A emissão regular de notas implica a existência de um conjunto de operações e procedimentos de carácter técnico que visam os aspectos relacionados com a segurança, procurando simultaneamente dar-lhe a credibilidade necessária à sua aceitação pelo público, para além das preocupações de carácter estético na escolha dos elementos iconográficos a usar na sua concepção.
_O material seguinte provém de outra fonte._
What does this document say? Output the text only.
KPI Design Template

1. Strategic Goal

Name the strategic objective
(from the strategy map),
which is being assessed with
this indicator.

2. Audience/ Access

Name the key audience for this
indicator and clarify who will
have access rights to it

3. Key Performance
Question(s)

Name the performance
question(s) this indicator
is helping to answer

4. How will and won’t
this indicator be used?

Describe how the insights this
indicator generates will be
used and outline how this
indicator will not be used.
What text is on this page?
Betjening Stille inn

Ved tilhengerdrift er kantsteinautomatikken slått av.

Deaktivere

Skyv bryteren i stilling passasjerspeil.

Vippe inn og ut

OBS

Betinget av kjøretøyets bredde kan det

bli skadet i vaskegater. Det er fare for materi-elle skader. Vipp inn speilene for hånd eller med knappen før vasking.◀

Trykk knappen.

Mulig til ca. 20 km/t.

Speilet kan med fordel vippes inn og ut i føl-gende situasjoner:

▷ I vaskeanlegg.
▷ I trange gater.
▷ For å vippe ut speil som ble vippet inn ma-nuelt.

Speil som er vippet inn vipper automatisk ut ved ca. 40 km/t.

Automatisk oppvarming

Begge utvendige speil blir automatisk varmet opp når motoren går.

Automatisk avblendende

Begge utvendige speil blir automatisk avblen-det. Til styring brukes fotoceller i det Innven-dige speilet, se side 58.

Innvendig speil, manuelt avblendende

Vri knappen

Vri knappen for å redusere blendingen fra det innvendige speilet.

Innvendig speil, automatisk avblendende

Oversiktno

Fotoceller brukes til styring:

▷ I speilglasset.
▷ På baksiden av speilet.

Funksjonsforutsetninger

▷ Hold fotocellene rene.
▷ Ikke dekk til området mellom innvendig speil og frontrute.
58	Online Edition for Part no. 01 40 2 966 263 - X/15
Para tal tarefa sempre se escolheram artistas com créditos firmados - o desenho das primeiras notas do Banco de Lisboa foi confiado a Domingos Sequeira.
Em 1835 assiste-se a uma nova reforma monetária que adopta o sistema decimal.
A grande instabilidade política, social e económica levam o Banco de Lisboa a suspender o pagamento das notas.
Da fusão do Banco de Lisboa e da Companha Confiança Nacional nasce, a 19 de Novembro de 1846, o Banco de Portugal.